Pyskhe yazmış:
Yazını okuyunca aklıma Alpay Erdem'in yazdığı bi yazı geldi, oturdum Uykusuz arşivinden onu aramaya başladım. Allah'tan onca dergiden elime aldığım ilk sayının içindeydi...
"Bundan bir sene önceki halim için rahatlıkla salak derim. Bundan bir sene önceki halimi beğenmiyorum. Hatta uyuz oluyorum. Ama geçen sene sorsaydın geçen seneki halimi, iyi lan derdim. Fıstık gibi işte. Takılıyoruz. Tıpkı bu seneki halimi sorsan iyi ki diyeceğim gibi. Ama bu seneki halimi önümüzdeki sene sorsan, büyük ihtimalle, salak diycem. Hiç beğenmicem bu seneki halimi önümüzdeki sene. Çünkü hep böyle oldu. Her sene bir önceki halimi salak buldum. Ki, hakikatten öyledir. Olağanüstü büyük salaklıklar yapmışım. Ama o an farkedememişim. Hatta beğenmişim yaptığım şeyleri. Sözün özü, şu seneye kadar tam bir salak gibi yaşamışım. Bu gidişat değişmeyeceğine göre, yani sen değiştiğini zannediyosun, ama bir sene geriye dönüp baktığında görüyorsun ki, değişmemiş, bütün hayatımı bir salak olarak geçiriceğimi şu an itibari ile fark etmiş bulunmaktayım. Bir gün bir sene önceki halimi beğenirsem büyük ihtimalle o sene ölürüm gibi geliyo bana zaten. Düşünsene seksenbeş yaşımdayım da, Allah öyle uzun ömür gibi bi'şiy vermiş, seksendört yaşımdaki halimi çok beğeniyorum. Süperdi lan diyorum. Kesin ölürüm ben o sene. Budur yani. "

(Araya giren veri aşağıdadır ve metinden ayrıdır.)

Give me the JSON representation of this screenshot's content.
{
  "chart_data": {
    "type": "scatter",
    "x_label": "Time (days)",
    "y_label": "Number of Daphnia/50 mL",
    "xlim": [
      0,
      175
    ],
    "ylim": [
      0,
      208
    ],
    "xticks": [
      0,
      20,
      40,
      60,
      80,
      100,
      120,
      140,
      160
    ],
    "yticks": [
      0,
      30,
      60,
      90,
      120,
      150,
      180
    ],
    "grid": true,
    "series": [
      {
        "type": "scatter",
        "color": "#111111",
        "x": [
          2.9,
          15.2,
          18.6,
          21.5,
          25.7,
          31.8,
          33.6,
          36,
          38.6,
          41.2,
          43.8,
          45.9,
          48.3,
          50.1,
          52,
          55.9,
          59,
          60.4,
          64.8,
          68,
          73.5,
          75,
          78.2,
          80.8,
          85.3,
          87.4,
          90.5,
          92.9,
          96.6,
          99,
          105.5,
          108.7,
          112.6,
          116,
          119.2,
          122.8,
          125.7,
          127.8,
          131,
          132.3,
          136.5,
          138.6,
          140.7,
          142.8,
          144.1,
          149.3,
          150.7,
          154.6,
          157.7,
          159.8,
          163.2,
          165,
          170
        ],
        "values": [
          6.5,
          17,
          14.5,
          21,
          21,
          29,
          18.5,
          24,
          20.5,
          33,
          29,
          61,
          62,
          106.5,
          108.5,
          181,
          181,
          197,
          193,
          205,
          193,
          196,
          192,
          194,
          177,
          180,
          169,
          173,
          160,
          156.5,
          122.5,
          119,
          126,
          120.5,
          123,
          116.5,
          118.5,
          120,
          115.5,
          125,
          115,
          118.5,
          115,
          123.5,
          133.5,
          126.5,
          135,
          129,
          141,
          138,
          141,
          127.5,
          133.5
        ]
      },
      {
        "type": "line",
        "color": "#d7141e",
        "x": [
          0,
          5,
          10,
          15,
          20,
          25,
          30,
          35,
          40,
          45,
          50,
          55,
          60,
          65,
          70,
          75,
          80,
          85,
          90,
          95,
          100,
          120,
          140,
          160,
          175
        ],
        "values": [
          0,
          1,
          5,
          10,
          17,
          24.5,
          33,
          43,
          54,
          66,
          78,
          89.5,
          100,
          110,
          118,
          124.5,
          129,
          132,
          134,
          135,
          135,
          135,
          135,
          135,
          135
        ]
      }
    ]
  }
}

Pyskhe buna buyume ve olgunlasma deniyor sanirim. Ama ben bu durumun belli bir yasa geldikten sonra duracagini dusunuyorum. Suan hala yas olarak olgunlasma ve buyume evresindeyiz. Elbet bu evreyi tamamlayacagiz. tamamladigimiz zamanda senin bu yukarda bahsettigin durum soz konusu olmayacak.D Ben boyle dusunuyorum.)